Ce sont des portraits-souvenirs, composés après coup, "de
mémoire", comme l'indique Verlaine au bas de l'un des dessins. Ils figurent en frontispice de l'édition des Poésies
complètes chez Vanier (1895). « Isabelle, écrit Jean-Jacques Lefrère
dans sa biographie (Fayard, 2001, p.1183), reprocha à l'éditeur
d'avoir inclus "ces deux petits croquis qui ne m'ont rappelé ni
de près ni de loin l'auteur des poésies complètes" ».
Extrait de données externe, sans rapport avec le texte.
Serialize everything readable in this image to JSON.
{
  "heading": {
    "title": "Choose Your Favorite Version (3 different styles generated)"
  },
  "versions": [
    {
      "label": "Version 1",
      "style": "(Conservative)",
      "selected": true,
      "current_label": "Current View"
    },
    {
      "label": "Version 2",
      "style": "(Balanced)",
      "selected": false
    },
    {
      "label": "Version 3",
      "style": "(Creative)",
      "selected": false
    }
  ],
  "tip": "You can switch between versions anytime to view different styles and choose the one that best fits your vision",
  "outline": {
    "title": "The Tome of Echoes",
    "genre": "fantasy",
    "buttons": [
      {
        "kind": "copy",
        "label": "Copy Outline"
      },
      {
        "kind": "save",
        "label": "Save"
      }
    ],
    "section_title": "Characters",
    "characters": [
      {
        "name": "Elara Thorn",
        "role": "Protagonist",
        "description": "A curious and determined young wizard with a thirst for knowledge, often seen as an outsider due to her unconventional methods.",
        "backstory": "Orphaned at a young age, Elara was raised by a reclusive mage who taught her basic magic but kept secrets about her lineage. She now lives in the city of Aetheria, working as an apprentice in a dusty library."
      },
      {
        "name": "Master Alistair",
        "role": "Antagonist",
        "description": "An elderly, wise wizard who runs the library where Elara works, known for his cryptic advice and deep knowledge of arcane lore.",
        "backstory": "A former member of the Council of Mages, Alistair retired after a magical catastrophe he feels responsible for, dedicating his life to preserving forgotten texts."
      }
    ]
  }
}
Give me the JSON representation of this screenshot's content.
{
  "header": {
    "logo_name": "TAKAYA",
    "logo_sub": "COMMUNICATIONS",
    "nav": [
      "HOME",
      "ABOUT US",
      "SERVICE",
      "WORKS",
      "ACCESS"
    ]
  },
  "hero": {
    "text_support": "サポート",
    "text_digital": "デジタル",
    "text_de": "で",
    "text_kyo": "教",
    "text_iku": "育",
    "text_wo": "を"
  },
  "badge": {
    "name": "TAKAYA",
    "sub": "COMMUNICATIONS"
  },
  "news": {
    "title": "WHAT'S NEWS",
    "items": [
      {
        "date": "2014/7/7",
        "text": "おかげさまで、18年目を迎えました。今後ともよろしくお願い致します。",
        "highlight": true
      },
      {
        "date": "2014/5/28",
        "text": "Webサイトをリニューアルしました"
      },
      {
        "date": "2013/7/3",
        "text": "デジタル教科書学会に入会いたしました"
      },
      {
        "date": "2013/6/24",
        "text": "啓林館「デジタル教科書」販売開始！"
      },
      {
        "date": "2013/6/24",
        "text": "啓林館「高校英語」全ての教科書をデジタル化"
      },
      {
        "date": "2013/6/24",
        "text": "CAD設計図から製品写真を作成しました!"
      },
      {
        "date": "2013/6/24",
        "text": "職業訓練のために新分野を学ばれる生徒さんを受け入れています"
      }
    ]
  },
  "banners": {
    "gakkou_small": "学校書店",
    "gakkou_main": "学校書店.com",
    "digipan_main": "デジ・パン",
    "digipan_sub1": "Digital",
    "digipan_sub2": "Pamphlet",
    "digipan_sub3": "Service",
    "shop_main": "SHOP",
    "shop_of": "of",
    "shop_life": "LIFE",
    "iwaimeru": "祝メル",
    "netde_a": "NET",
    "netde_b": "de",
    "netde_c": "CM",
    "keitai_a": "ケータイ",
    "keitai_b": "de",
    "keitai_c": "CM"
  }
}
Il y a celui que l'on pourrait appeler : "le piéton"
("Tenez — :
Je suis un piéton, rien de plus" écrivait Rimbaud à Demeny le
28 août 1871). A.R. portraituré de pied en cap, marchant. Il a un
visage enfantin, les
cheveux longs jusque sur les épaules, les mains dans les poches, la pipe au
bec et un petit feutre sur la tête. C'est l'une des représentations
les plus célèbres du poète, sans doute parce qu'elle évoque mieux
que toute autre les figures mythiques du bohème et du chemineau.
Verlaine note dans la marge de son dessin : "Arthur Rimbaud - juin 1872".
Le croquis ravive donc le souvenir d'Arthur tel qu'il était à la veille du grand départ pour "le
roman de vivre à deux hommes" ("Laeti et
errabundi"). Avouons que le portrait n'est guère ressemblant mais c'est
sans doute un des plus "poétiques".
L'autre rappelle davantage le ton satirique de la correspondance, sans
l'aspect caricatural : c'est Rimbaud attablé, les cheveux en
bataille débordant sous son drôle de chapeau, dans une attitude
quelque peu affaissée. L'inscription en bas à gauche, en vis à vis de la signature "P.V."
date le dessin de décembre 1886 ("Reproduction d'un croquis de Paul
Verlaine [...] Xbre 86"). "Un dessin
très semblable, indique Lefrère dans une note (ibid, p.1199),
également signé P.V., figure sur le carnet de notes de Verlaine
contenant le décompte des poèmes de Rimbaud prévus pour l'édition d'œuvres
complètes de 1895 (Bibliothèque municipale de Metz)."